Meeting challenges and finding inspiration

Harry and Dr James Stone found inspiration and began designing specific fibres and tools. However, this was just the beginning. They needed to face the challenges and overcome them.

‘Dr Stone and I have been blessed with several moments of inspiration that sparked our journey to design specific fibres and tools. However, what followed was a demanding and arduous path, requiring relentless effort. We tirelessly iterated on the design, incorporating valuable feedback from Edinburgh, enhancing every subsequent version by rectifying any flaws that surfaced, while also incorporating new features or making subtle adjustments to better serve the end users in the clinic. Throughout this journey, we remained dedicated to our goal, continuously striving to refine and perfect our creations.’

A mutually beneficial partnership

‘The partnership between Prothea Technologies and the University has yielded remarkable benefits for both parties,' says Harry.

'The University has witnessed a notable boost in its research reputation, thanks to the publications stemming from this collaboration, while Prothea Technologies has gained a significant advantage by acquiring the patents generated during these research projects, thereby fortifying and expanding its intellectual property portfolio.

'By leveraging the exceptional capabilities of the specialised Fibre Fabrication Facility, the company has gained a competitive edge, streamlining the development of cutting-edge optics. Additionally, the joint effort has led to the creation of a med-tech start-up, which has made a valuable contribution to the University's Research Excellence Framework (REF) score.
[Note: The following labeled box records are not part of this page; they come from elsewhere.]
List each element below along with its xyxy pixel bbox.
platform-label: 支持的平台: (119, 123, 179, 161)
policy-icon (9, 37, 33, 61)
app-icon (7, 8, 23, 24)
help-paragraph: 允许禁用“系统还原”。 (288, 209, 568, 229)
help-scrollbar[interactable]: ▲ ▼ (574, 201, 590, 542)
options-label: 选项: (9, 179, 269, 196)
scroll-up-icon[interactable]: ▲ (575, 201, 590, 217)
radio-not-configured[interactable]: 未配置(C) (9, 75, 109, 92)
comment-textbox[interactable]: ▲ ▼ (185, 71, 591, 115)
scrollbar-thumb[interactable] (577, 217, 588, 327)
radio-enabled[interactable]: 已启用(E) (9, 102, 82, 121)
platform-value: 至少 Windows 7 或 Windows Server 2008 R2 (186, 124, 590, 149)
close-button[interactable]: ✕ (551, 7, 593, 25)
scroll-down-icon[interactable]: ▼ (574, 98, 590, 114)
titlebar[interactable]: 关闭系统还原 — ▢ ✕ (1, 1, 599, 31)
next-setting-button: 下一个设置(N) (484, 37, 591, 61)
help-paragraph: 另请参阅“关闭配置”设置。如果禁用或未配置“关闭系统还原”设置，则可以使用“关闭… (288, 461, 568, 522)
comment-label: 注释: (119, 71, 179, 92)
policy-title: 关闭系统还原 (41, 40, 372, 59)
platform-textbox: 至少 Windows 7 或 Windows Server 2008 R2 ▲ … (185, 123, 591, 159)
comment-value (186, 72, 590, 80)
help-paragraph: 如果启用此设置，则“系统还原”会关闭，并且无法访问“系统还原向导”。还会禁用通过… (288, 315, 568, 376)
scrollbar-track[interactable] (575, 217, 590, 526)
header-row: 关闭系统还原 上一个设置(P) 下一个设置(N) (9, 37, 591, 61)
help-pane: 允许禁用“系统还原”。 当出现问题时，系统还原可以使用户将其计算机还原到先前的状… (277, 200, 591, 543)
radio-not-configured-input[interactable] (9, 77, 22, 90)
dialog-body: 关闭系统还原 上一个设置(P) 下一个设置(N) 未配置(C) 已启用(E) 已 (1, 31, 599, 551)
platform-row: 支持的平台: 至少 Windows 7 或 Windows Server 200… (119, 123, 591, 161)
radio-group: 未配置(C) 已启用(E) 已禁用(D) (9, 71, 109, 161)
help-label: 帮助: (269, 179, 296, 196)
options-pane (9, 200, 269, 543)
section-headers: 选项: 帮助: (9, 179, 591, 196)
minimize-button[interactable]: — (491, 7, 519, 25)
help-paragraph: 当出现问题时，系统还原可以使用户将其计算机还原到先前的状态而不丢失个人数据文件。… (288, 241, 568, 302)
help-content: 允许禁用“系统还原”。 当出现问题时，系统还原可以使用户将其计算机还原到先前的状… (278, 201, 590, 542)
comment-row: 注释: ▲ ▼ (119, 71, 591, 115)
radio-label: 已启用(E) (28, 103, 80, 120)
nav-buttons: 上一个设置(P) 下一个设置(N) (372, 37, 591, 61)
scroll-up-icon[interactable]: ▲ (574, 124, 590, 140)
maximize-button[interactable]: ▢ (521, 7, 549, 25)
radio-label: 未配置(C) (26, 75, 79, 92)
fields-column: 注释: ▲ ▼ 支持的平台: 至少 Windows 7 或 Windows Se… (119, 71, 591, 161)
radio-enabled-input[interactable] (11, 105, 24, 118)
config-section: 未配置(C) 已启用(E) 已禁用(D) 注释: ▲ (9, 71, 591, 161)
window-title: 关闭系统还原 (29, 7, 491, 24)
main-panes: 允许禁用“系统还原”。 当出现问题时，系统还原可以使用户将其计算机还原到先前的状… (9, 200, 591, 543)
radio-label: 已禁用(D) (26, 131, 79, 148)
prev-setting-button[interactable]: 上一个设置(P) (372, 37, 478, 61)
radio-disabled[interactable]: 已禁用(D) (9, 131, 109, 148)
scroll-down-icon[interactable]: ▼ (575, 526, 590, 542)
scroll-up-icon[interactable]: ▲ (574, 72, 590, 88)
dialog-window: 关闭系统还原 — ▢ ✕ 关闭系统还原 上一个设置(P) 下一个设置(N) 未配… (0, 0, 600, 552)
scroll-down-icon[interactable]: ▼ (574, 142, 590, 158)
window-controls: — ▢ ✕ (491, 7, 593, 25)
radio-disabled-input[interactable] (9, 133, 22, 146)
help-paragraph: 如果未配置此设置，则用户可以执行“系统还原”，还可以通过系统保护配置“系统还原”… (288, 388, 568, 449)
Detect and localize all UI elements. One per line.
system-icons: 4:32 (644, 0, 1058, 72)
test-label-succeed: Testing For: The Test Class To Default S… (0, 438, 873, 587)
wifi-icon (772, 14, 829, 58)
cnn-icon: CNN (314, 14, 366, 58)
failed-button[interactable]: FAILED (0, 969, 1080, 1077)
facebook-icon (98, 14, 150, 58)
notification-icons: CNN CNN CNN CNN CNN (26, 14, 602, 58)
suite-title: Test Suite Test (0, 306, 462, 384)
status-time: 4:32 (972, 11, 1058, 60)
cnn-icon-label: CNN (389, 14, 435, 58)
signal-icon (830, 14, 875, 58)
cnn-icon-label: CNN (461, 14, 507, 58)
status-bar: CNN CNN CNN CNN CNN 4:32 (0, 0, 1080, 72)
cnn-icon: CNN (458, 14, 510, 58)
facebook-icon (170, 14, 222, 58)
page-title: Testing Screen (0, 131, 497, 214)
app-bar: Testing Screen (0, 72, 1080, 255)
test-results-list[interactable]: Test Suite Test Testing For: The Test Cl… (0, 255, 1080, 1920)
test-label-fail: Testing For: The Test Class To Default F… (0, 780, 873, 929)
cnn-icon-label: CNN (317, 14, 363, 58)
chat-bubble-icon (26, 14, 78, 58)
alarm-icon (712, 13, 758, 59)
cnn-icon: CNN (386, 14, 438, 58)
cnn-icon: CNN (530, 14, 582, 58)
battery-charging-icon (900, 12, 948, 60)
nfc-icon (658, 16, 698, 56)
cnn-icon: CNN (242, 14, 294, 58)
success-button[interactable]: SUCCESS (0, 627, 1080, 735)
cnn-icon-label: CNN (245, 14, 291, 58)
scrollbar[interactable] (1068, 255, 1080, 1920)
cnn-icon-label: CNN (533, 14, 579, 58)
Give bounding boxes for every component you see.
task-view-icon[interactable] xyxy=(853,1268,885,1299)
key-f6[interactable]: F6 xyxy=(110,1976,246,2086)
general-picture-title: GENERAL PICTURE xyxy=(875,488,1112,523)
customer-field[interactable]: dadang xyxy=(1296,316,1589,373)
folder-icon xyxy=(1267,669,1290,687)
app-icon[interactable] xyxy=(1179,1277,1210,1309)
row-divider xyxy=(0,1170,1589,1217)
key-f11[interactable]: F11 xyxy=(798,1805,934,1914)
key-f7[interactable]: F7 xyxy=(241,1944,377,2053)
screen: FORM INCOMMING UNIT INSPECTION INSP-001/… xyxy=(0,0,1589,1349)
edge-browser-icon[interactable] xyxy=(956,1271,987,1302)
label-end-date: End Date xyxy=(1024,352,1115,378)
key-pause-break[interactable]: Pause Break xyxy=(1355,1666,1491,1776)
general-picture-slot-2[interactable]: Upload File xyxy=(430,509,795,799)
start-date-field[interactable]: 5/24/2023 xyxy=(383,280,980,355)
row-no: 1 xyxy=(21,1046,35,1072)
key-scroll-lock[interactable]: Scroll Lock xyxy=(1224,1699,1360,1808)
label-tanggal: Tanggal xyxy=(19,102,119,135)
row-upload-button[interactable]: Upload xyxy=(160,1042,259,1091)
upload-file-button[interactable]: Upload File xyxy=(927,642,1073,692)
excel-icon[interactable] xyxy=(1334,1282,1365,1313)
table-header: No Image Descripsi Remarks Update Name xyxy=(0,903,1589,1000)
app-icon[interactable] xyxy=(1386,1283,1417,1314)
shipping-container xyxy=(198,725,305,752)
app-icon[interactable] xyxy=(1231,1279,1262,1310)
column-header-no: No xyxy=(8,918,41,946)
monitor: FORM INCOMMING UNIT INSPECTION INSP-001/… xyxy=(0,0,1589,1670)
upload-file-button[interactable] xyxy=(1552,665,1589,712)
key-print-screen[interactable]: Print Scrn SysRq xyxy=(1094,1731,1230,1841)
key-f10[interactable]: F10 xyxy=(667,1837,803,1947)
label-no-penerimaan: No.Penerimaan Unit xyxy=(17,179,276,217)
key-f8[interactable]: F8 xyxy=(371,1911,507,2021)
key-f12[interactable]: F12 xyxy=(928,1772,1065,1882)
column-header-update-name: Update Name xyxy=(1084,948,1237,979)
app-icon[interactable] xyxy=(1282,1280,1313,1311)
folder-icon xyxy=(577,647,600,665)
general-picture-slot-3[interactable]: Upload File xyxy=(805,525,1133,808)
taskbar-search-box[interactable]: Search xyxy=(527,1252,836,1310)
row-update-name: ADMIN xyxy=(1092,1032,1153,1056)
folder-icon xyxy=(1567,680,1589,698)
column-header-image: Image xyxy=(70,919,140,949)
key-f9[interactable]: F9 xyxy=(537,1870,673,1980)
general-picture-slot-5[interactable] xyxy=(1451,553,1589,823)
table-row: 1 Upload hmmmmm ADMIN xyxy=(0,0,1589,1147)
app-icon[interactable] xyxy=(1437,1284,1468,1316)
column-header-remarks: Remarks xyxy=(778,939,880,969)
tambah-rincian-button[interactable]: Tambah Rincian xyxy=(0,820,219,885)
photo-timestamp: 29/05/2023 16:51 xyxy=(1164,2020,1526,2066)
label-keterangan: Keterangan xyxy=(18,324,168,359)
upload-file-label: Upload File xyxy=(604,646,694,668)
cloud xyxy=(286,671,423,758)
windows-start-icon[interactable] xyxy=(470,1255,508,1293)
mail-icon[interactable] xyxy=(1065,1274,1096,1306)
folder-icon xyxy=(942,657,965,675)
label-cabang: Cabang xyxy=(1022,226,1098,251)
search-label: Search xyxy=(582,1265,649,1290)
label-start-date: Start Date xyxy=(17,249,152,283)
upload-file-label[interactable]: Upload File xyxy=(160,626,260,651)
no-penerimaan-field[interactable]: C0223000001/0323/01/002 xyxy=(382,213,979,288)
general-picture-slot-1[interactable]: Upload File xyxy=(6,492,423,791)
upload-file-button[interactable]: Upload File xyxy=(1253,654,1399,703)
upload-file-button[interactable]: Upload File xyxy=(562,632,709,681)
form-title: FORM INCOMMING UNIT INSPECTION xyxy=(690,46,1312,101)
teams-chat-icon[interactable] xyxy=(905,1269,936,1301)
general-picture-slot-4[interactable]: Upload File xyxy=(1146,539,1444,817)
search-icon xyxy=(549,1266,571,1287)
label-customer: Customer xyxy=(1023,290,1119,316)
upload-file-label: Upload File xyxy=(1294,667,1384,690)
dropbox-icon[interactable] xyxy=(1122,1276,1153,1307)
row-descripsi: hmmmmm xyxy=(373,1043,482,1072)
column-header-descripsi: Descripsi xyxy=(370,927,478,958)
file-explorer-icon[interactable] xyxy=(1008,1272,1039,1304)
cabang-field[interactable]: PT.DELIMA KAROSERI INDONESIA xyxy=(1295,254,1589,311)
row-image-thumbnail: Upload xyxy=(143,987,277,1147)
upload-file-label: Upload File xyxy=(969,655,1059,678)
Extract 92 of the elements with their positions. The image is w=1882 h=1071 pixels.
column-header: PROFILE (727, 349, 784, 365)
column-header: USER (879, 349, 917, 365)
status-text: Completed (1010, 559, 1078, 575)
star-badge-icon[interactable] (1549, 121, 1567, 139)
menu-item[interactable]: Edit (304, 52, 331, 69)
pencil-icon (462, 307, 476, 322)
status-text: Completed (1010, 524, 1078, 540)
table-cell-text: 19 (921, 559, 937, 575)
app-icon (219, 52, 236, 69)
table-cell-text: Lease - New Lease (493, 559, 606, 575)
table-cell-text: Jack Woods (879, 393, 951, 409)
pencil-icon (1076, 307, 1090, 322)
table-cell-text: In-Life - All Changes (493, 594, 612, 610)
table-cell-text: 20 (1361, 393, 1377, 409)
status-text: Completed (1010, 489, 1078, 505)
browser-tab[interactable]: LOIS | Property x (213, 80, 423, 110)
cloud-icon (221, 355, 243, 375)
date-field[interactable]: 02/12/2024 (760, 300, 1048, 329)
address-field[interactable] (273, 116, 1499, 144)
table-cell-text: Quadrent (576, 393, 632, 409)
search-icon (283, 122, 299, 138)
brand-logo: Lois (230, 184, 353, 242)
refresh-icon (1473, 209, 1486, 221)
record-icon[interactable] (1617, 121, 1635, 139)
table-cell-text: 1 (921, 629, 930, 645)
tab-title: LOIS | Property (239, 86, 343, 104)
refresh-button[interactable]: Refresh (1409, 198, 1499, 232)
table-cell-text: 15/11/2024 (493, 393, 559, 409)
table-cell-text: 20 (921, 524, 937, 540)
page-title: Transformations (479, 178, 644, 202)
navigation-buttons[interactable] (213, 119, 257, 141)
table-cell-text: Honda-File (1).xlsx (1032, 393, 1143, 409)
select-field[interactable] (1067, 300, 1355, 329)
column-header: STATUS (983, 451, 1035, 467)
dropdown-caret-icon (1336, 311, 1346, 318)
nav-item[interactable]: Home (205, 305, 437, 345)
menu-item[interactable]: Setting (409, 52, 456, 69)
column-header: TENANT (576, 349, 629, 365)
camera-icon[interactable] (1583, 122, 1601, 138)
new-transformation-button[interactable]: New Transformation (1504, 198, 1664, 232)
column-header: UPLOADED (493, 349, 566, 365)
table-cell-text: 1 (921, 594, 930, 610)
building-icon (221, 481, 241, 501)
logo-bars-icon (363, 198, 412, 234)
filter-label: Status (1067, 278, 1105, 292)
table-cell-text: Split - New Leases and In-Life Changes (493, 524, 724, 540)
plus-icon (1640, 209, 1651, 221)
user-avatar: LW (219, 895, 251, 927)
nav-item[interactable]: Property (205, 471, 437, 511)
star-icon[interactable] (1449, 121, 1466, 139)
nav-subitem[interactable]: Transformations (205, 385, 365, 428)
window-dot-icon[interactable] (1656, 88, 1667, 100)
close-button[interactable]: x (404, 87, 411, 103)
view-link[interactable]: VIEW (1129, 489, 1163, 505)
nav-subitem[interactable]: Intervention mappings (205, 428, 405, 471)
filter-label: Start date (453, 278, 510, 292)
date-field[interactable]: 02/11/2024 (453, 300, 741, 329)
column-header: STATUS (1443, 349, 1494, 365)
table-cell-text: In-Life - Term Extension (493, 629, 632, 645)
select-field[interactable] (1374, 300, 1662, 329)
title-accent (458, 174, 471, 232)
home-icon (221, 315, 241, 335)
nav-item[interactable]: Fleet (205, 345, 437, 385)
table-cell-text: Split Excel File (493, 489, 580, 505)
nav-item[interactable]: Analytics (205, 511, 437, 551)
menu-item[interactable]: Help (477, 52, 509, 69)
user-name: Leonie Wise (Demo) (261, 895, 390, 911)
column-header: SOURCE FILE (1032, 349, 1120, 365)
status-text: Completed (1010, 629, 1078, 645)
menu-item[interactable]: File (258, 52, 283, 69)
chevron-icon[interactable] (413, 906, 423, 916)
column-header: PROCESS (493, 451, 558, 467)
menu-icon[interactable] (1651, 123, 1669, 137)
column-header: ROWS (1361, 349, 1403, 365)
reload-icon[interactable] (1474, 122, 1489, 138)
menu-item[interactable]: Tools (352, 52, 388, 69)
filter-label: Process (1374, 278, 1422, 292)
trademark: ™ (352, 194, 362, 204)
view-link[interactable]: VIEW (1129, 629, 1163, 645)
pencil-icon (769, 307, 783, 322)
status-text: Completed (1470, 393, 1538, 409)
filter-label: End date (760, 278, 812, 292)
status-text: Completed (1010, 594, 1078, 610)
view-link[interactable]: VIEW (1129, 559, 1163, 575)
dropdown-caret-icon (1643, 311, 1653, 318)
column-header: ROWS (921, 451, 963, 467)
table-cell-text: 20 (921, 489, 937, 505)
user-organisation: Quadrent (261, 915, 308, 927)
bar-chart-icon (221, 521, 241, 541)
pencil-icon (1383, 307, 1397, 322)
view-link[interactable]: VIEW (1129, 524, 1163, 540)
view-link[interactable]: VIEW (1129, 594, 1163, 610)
‘Prothea Technologies has secured office and laboratory space at the University to establish a dedicated branch specialising in optical fibre technology. By using this facility, we have gained exclusive access to the optical fibre drawing towers, allowing us to rent time for fibre manufacturing that plays a pivotal role in our products.

'Currently, these products are undergoing rigorous clinical trials, with a specific emphasis on meeting the demands of the medical technology market. This strategic collaboration not only enables Prothea Technologies to achieve significant cost savings but also empowers us to leverage the invaluable resources provided by the University.’